Look at other popular libraries, and consider how they solve this problem - and whether it even is a problem for them (and if not, why).
Usually, this sort of versioning is done if and only if a breaking API change occurs, and such changes are avoided if possible for that very reason. If you only rev the major version number on breaking changes, then you only need to reflect that number in your API (and even then only if/when you actually rev it).
I an of the view that it is a problem, but one which is almost wholly ignored and as such, not addressed.
Generally, software projects version as you have described, based on breaking the external API. If the API is unchanged, the library is deemed to be effectively unchanged.
I am not happy with this. ANY change in a library requires revalidation - and so the only way to deal with this is to have no change at all, not even in the library binary.
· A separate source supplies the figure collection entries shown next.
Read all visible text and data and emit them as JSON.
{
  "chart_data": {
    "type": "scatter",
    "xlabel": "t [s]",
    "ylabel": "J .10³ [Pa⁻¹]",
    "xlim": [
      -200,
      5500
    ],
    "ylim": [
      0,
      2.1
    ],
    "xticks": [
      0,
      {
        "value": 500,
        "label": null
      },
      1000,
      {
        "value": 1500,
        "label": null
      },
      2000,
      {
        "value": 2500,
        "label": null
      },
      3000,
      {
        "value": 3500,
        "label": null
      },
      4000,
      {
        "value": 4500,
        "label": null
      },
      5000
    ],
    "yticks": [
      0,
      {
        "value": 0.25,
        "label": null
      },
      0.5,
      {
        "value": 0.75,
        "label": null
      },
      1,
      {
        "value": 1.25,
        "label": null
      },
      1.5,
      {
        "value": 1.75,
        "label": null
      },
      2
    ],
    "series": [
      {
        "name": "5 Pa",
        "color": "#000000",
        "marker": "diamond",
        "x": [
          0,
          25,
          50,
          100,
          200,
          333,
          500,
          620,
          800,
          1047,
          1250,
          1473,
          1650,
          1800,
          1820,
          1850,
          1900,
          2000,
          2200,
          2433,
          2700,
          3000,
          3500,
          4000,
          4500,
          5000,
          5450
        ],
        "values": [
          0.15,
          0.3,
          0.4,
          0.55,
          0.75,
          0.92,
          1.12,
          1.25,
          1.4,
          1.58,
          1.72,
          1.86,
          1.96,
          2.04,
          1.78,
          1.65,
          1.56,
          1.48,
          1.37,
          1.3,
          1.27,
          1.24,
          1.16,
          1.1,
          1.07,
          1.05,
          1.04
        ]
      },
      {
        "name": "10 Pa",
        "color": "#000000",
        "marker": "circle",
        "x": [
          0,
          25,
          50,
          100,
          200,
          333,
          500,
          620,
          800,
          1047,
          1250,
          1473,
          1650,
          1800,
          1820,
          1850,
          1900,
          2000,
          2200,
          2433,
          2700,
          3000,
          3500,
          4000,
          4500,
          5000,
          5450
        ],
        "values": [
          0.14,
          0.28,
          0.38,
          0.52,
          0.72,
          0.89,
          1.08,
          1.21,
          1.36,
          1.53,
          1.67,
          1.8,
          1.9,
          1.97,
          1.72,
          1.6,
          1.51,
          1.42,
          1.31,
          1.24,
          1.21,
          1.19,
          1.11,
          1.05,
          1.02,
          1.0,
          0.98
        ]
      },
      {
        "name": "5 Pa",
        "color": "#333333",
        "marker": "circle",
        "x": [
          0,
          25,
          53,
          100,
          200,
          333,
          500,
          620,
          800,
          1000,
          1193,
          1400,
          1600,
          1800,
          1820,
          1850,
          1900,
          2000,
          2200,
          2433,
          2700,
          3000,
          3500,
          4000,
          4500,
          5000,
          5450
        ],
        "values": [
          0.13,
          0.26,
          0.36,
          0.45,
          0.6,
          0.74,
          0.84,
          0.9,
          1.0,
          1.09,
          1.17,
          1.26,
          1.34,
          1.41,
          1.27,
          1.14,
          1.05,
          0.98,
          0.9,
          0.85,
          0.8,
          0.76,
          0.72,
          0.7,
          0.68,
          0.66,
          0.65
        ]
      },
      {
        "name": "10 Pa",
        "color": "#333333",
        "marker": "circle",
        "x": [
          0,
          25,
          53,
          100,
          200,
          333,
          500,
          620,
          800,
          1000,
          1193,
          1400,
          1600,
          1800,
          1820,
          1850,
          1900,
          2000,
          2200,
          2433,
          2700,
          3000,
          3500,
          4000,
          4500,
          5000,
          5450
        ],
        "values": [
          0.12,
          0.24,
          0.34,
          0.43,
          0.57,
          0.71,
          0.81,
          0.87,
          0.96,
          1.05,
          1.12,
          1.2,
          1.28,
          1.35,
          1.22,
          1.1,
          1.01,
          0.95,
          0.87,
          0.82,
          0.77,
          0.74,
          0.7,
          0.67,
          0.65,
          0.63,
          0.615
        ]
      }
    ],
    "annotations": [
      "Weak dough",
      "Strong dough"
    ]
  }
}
To do otherwise is to assume correctness, which as we know, given the nature of software, this is something which is never always true.
This level of care about change is I think almost never used and normally software libraries take for themselves the advantages of fixing versioning at the API-breaking level - it makes development easier, at some of cost to the users of reliability (if the users accept the changes without revalidation) or at some cost to the users of work (if the users revalidate).
I think a library should act as a factorization - it should take into itself all possible work which would otherwise have to be performed by ALL its users, so that that multiplicity of work is converted into a single instance of that work, performed by the library authors.
Usually, this sort of versioning is done if and only if a breaking API change occurs, and such changes are avoided if possible for that very reason. If you only rev the major version number on breaking changes, then you only need to reflect that number in your API (and even then only if/when you actually rev it).